Nos hemos acercado a la tierra otra vez para constatar cómo nos hemos ido alejando de ella irremisiblemente, sin marcha atrás, a no ser un fin de semana en que se unen unas pocas voluntades para salir de la vorágine gris de cemento y luz eléctrica en busca de la tierra auténtica, aquella tierra pura que aún sobrevive en pequeños parajes como este. Esa es la tierra por la que deberíamos luchar y levantar proclamas.
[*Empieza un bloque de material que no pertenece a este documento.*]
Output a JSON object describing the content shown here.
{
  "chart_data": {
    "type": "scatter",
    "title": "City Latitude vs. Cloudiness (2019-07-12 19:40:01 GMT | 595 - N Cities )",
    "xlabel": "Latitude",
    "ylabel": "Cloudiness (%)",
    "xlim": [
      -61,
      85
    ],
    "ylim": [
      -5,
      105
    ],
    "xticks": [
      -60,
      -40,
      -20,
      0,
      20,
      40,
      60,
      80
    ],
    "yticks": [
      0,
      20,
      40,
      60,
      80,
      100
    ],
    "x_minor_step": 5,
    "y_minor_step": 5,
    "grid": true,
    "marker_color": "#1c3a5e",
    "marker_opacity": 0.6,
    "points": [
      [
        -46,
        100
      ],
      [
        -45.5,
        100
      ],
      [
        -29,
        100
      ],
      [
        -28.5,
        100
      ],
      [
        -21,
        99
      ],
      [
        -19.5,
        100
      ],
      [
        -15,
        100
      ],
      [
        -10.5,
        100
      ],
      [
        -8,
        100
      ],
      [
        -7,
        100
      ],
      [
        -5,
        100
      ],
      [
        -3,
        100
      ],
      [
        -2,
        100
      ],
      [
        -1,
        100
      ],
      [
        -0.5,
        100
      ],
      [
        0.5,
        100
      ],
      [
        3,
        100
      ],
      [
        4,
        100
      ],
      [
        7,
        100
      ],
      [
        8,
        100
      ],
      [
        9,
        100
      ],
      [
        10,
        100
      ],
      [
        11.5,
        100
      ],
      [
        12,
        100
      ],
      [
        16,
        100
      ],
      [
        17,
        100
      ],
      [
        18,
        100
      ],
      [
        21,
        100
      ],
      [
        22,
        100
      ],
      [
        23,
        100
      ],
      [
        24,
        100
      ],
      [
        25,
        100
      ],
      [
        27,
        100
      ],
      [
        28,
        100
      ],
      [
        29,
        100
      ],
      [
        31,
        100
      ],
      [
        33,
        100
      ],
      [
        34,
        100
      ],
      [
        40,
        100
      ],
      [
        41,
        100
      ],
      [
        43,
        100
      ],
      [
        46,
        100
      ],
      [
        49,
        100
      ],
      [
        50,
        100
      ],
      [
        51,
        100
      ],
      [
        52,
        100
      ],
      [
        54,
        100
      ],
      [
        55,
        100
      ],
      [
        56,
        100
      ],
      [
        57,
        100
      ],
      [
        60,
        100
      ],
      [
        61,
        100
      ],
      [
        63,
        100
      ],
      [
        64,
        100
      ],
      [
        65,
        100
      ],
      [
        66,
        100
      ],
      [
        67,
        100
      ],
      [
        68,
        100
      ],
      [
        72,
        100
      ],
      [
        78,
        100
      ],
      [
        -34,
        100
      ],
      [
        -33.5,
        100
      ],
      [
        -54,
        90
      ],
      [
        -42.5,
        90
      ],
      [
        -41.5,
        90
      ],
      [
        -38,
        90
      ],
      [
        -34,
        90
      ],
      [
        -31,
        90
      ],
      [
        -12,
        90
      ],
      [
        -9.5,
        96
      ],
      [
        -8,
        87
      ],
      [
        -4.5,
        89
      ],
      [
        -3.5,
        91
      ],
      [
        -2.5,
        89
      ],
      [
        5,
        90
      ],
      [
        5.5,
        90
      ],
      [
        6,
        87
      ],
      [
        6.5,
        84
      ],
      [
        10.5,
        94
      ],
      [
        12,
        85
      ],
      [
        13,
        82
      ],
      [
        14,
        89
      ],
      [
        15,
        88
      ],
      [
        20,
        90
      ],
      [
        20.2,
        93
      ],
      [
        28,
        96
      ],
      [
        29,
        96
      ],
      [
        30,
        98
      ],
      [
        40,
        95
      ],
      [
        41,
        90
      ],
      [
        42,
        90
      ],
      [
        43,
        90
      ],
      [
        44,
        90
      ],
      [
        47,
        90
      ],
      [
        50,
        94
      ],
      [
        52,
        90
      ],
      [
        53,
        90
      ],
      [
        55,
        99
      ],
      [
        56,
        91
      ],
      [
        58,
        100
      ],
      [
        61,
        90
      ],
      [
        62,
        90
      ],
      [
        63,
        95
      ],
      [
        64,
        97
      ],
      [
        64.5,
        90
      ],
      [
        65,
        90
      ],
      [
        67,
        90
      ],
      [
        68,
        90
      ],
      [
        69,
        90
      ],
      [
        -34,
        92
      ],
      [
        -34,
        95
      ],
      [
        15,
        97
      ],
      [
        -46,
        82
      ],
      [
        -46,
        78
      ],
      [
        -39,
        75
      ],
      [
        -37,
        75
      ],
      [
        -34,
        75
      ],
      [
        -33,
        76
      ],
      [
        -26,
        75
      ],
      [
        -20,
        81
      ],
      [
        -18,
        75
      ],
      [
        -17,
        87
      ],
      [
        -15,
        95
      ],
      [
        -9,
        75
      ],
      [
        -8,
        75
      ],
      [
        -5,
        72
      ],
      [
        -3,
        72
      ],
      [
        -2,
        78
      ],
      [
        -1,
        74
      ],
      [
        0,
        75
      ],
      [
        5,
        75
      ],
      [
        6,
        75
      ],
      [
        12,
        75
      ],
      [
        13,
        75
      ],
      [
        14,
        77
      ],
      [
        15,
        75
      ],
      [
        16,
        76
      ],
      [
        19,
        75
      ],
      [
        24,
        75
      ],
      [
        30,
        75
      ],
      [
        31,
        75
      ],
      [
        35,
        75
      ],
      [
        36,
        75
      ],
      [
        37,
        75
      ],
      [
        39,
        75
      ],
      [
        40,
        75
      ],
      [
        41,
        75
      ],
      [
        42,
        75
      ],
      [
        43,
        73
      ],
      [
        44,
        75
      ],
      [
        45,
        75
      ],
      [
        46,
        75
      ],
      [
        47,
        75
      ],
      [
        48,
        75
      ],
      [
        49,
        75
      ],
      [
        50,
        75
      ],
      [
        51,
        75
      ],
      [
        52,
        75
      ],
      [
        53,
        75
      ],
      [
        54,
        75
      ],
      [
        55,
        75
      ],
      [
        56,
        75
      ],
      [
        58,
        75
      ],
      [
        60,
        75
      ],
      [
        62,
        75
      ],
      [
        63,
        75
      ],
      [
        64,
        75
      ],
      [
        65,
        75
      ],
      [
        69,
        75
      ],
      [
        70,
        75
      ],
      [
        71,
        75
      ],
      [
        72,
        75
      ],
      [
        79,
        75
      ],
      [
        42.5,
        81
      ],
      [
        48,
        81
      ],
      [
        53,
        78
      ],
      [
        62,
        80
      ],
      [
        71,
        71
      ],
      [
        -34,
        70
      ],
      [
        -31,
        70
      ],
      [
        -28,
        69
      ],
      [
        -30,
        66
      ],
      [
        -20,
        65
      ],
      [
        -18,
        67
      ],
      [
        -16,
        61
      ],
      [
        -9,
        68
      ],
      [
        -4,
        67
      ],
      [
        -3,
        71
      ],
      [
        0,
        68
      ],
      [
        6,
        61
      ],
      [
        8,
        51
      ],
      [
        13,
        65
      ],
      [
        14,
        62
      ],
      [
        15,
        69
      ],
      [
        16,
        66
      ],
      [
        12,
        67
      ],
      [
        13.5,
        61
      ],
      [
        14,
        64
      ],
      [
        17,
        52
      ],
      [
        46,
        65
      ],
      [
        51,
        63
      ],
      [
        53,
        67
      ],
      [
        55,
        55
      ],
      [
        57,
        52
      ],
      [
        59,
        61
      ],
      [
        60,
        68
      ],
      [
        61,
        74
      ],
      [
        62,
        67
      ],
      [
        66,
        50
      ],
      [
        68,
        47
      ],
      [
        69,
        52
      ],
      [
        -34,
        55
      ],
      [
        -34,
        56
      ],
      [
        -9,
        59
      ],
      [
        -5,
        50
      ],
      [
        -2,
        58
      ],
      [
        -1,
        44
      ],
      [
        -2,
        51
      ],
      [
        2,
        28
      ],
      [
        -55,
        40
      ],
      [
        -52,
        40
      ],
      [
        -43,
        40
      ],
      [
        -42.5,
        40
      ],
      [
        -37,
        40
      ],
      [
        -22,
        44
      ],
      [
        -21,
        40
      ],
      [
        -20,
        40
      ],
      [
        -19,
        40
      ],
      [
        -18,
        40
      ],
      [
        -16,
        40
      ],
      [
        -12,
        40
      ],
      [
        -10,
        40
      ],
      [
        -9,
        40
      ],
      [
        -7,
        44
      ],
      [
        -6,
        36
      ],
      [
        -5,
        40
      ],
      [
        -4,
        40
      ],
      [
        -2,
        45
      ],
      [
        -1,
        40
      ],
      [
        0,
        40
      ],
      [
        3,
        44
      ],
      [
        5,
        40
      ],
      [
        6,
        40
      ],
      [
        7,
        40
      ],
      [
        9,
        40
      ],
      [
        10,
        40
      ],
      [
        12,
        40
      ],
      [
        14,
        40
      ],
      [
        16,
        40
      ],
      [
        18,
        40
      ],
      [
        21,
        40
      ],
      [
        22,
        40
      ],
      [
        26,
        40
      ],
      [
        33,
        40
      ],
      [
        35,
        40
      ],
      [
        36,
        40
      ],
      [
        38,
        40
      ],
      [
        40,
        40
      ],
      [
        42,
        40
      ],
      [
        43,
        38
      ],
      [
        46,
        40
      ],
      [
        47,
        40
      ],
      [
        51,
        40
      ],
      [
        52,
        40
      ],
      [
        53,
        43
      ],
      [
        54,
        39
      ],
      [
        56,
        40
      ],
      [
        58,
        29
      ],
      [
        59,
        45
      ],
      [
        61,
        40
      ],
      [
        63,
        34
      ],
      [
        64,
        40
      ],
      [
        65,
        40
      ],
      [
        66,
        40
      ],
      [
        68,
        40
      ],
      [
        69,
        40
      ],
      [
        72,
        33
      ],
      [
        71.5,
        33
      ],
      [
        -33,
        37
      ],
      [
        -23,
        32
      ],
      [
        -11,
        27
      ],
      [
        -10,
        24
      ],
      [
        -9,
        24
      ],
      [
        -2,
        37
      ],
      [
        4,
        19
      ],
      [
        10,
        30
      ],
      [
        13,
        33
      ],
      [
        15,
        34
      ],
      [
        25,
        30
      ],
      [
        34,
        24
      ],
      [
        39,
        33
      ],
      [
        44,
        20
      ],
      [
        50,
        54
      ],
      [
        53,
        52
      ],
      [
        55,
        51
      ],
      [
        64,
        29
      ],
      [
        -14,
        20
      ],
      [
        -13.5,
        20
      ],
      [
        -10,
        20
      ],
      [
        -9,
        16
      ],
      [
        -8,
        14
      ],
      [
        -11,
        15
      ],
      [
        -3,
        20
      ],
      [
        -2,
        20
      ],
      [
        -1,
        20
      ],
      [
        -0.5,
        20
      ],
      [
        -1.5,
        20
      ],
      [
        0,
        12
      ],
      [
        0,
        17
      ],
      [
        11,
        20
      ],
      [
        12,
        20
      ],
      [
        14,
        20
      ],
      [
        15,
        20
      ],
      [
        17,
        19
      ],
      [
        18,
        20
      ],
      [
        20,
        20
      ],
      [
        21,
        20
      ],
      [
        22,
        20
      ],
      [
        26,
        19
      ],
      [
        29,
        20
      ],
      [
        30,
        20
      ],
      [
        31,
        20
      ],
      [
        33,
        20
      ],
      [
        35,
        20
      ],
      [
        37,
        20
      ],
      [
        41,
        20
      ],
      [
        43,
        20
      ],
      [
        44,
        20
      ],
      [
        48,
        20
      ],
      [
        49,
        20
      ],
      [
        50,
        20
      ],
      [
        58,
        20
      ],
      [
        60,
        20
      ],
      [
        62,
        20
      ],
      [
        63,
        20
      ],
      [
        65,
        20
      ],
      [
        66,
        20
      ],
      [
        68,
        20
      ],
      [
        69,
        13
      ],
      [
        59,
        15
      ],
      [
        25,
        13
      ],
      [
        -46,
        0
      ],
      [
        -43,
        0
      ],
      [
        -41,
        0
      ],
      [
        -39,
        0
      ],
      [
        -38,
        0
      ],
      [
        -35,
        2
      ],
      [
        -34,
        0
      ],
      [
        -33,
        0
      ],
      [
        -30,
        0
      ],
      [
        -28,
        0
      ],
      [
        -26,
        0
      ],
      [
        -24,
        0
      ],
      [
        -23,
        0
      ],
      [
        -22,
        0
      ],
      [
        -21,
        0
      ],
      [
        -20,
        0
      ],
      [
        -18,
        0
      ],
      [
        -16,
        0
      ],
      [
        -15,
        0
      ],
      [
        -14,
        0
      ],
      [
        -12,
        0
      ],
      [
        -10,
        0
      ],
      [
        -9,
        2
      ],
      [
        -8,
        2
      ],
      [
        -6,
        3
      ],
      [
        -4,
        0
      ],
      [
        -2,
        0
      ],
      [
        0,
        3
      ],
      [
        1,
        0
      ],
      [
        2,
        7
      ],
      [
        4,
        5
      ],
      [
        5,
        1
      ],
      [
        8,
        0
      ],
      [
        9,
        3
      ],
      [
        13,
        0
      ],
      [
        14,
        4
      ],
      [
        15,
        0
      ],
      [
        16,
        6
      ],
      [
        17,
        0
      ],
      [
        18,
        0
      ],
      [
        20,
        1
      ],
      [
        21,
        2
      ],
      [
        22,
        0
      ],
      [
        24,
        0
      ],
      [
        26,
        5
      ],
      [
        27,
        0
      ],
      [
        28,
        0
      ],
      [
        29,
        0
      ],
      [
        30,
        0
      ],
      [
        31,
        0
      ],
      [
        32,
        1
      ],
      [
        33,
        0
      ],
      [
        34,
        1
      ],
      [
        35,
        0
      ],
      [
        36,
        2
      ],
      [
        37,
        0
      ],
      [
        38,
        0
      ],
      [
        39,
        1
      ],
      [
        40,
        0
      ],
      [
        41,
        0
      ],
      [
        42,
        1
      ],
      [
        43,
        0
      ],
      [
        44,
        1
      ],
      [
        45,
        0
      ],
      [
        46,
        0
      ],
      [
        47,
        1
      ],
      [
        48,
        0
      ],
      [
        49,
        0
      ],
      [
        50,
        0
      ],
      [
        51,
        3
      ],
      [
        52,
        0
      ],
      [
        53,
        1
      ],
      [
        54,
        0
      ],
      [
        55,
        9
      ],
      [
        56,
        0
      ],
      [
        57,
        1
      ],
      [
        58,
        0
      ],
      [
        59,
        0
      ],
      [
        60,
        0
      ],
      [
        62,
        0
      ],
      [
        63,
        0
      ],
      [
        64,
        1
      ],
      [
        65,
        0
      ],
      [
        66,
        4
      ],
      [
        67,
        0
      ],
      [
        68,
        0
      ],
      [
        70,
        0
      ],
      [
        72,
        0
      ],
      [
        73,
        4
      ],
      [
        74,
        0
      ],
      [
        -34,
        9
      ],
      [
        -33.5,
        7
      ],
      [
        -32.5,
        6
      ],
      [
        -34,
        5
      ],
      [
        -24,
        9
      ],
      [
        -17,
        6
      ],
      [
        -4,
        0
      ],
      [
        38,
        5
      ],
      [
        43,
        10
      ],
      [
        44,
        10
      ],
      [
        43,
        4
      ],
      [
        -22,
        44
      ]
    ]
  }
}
Nunca sentí orgullo de pertenecer a ningún territorio, pero sí siento en ocasiones la nostalgia inmensa de parajes como el de la foto donde el hombre se acerca a sí mismo, vuelve a lo que fue su hogar verdadero y el silencio le deja escucharse, acariciar sus propios pensamientos, sentir que la tierra que lo vio nacer un día palpita y le llama y da la bienvenida en su retorno a la paz y al misterio.
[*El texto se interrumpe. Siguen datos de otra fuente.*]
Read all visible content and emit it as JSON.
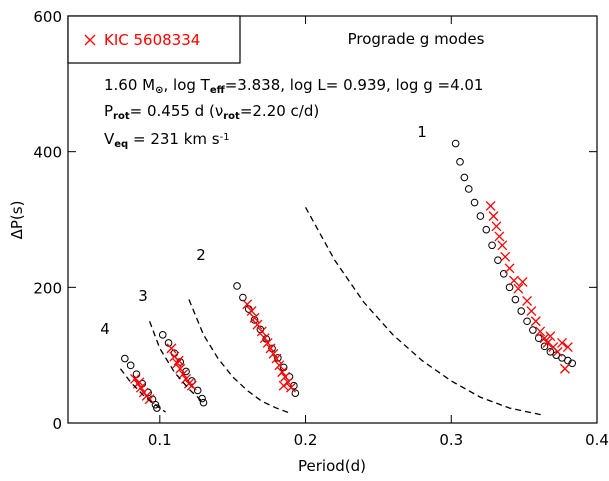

Si ya no nos va quedando el agua porque la odiamos y nos ufanamos cuando en octubre el sol abrasa y nos deja ir a la playa -"la lluvia nos da un respiro para el puente" dice un necio periodista incapaz de prever las consecuencias que esos respiros cada vez más prolongados traerán sobre nuestras vidas-; y si el aire está corrompido y sucio, cada vez más denso y plomizo, portador del veneno que generamos para que sea a la vez nuestra vida y nuestra tumba, estúpidos seres que alimentamos a nuestro verdugo y le damos fuerza y presteza para el crimen; si el fuego, en fin, ya no nos calienta ni sirve de hogar para que charlemos tranquilamente con su complicidad y cobijo, pues ya solo lo usamos para quemar los bosques y abrir claros vacíos de vida y llenos de desconsuelo... si ya este estúpido homínido está consumando su obra destructura, ya solo nos queda entonces una porción de tierra en la que poder contemplar con lágrimas y vergüenza lo que pudo ser y no fue. Maldita esta especie incapaz de preservar todos los dones que un día le fueron concedidos.
Es el canto del pájaro, el relincho del potro libre en la inmensidad de los prados, el agua de los arroyos, el sol en la cumbre, las hayas misteriosas llenándose del otoño, los robles, las zarzas, las rocas, el cielo... es el sendero que nos conduce hacia nosotros mismos, hacia nuestro corazón, hecho de sangre y de tierra.